RBB-Chefredakteur Biesinger tritt zurück
Sender zieht personelle Konsequenzen aus Gelbhaar-Affäre
Berlin (epd).

In der Affäre um die fehlerhafte Berichterstattung über den Grünen-Politiker Stefan Gelbhaar gibt es jetzt personelle Konsequenzen beim Rundfunk Berlin-Brandenburg (RBB). Chefredakteur David Biesinger und Programmdirektorin Katrin Günther legen ihre Ämter im Sender nieder, wie der RBB am Freitag in Berlin mitteilte. Günther werde bis zu einer Neubesetzung der Stelle zunächst kommissarisch im Amt bleiben. Über die künftigen Aufgaben von Biesinger und Günther sei der Sender mit beiden im Gespräch.

Der RBB hatte vor einigen Wochen über Belästigungsvorwürfe gegen Gelbhaar berichtet, die dieser zurückgewiesen hatte. Danach hatte der Sender „schwerwiegende Fehler“ bei der Berichterstattung eingeräumt und einen Großteil davon zurückgezogen. Die Identität einer zentralen vermeintlichen Zeugin sei nicht ausreichend überprüft worden, hieß es unter anderem. Gelbhaar fordert nach Senderangaben inzwischen rund 1,7 Millionen Euro Ausgleichszahlungen für Folgen der Berichterstattung. Der Noch-Bundestagsabgeordnete geriet im Zuge der Anschuldigungen kurz vor der Wahl am 23. Februar ins politische Aus.

Der RBB hatte auch eine unabhängige Untersuchungskommission mit der Aufklärung der Vorgänge bei der Berichterstattung beauftragt. Ein Zwischenbericht liegt nach Senderangaben seit dem 5. März vor. Intendantin Ulrike Demmer hatte am Mittwoch im Rundfunkrat einen Abschlussbericht der Kommission für Ende März angekündigt. Die bereits vorliegende Zusammenfassung sei 19 Seiten lang, hieß es am Freitag. Der Abschlussbericht werde voraussichtlich etwa 100 Seiten umfassen.

Demmer erklärte, die Führung des RBB stehe zu ihrer Verantwortung. Die „substanziellen und unmissverständlichen Konsequenzen aus der fehlerhaften Berichterstattung und der Aufarbeitung“ sollen sicherstellen, dass im Sender hohe Standards „auch wirklich angewandt werden“. Anspruch des RBB sei, das uneingeschränkte Vertrauen des Publikums in eine unabhängige, unvoreingenommene und verlässliche Berichterstattung wiederherzustellen.

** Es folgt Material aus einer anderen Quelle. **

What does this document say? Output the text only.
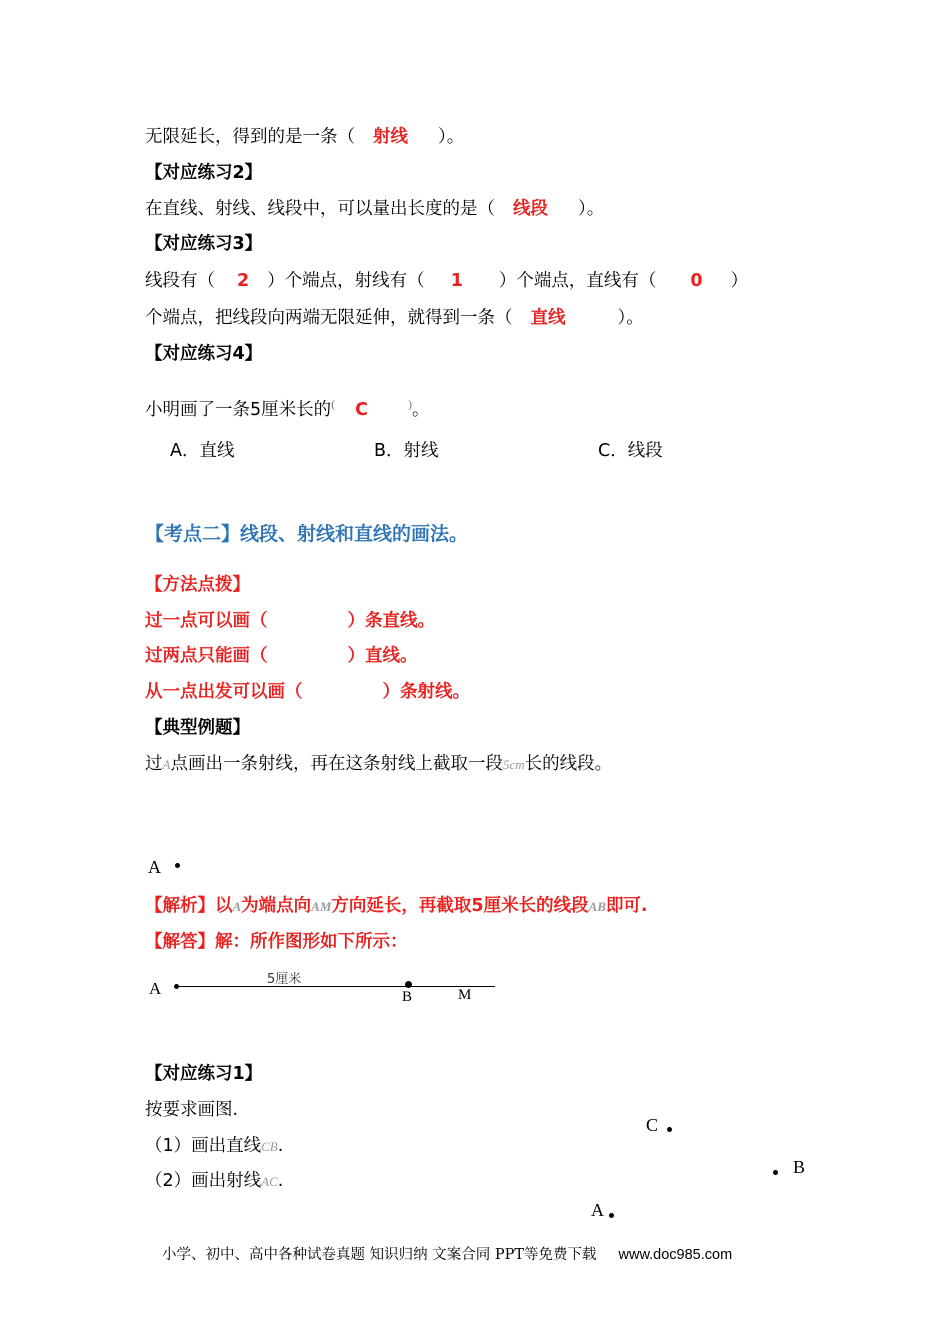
无限延长，得到的是一条（ 射线 ）。
【对应练习2】
在直线、射线、线段中，可以量出长度的是（ 线段 ）。
【对应练习3】
线段有（ 2 ）个端点，射线有（ 1 ）个端点，直线有（ 0 ）
个端点，把线段向两端无限延伸，就得到一条（ 直线	）。
【对应练习4】
小明画了一条5厘米长的( C	)。
A．直线	B．射线	C．线段
【考点二】线段、射线和直线的画法。
【方法点拨】
过一点可以画（	）条直线。
过两点只能画（	）直线。
从一点出发可以画（	）条射线。
【典型例题】
过A点画出一条射线，再在这条射线上截取一段5cm长的线段。
A
【解析】以A为端点向AM方向延长，再截取5厘米长的线段AB即可.
【解答】解：所作图形如下所示：
A	5厘米
B	M
【对应练习1】
按要求画图.
（1）画出直线CB.
（2）画出射线AC.
C
B
A
小学、初中、高中各种试卷真题 知识归纳 文案合同 PPT等免费下载 www.doc985.com
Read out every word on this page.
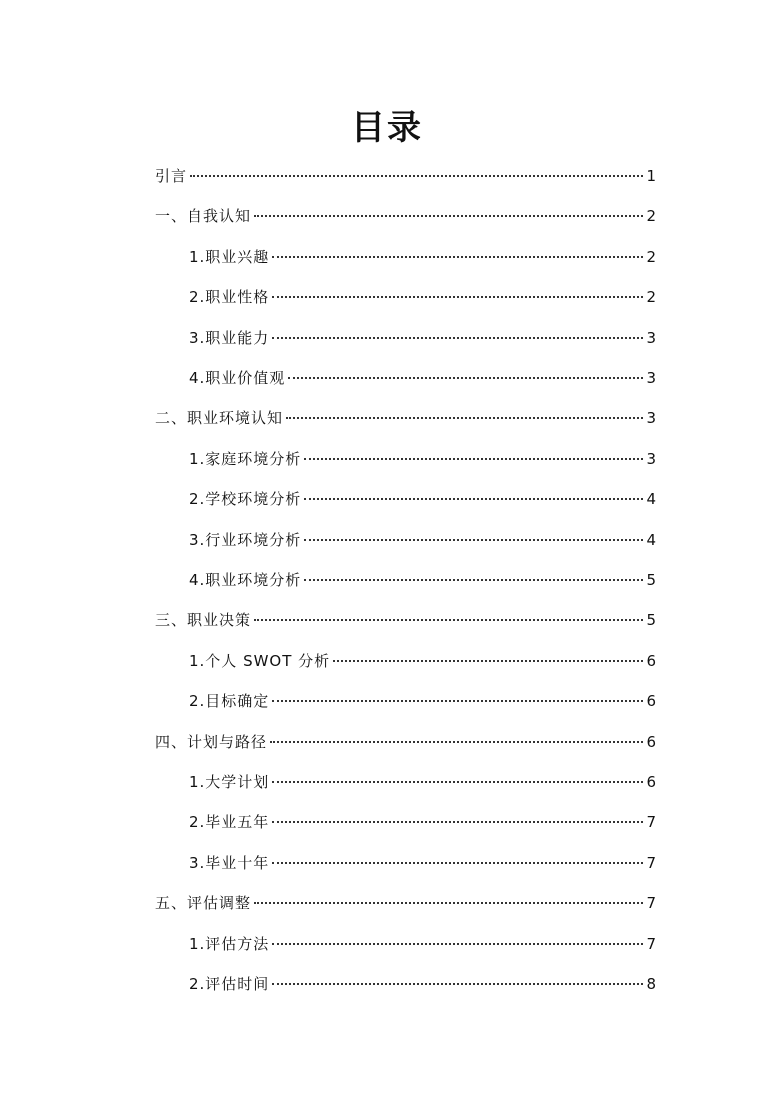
目录
引言	1
一、自我认知	2
1.职业兴趣	2
2.职业性格	2
3.职业能力	3
4.职业价值观	3
二、职业环境认知	3
1.家庭环境分析	3
2.学校环境分析	4
3.行业环境分析	4
4.职业环境分析	5
三、职业决策	5
1.个人 SWOT 分析	6
2.目标确定	6
四、计划与路径	6
1.大学计划	6
2.毕业五年	7
3.毕业十年	7
五、评估调整	7
1.评估方法	7
2.评估时间	8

Demmer erklärte, sie respektiere die Entscheidungen von Katrin Günther und David Biesinger, ihre Ämter abzugeben. Sie danke beiden „für das starke Signal, persönliche Konsequenzen zu ziehen“. Kommissarische Chefredakteurin des RBB wird den Angaben zufolge Stephanie Pieper, die derzeitige Leiterin des RBB-Inforadios und des Digitalbereichs.

Biesinger betonte, der Neuanfang an der Spitze der Chefredaktion solle dazu beitragen, die publizistische Reputation des Senders wiederherzustellen. Günther erklärte, der RBB habe im Fall Gelbhaar „insgesamt programmlich versagt“. Dafür sehe sie sich in der Verantwortung und lege deshalb ihr Amt nieder.

Der RBB kündigte am Freitag erneut erste strukturelle Konsequenzen aus der fehlerhaften Berichterstattung an. Die bestehenden investigativen Einheiten würden „künftig in Recherchen dieser Tragweite zwingend einbezogen“, hieß es. Die Chefredaktion werde zudem eine aktive Rolle bei der Kontrolle solcher Recherchen wahrnehmen. Auch verpflichtende Schulungen zur sogenannten Verdachtsberichterstattung sollen eingeführt werden.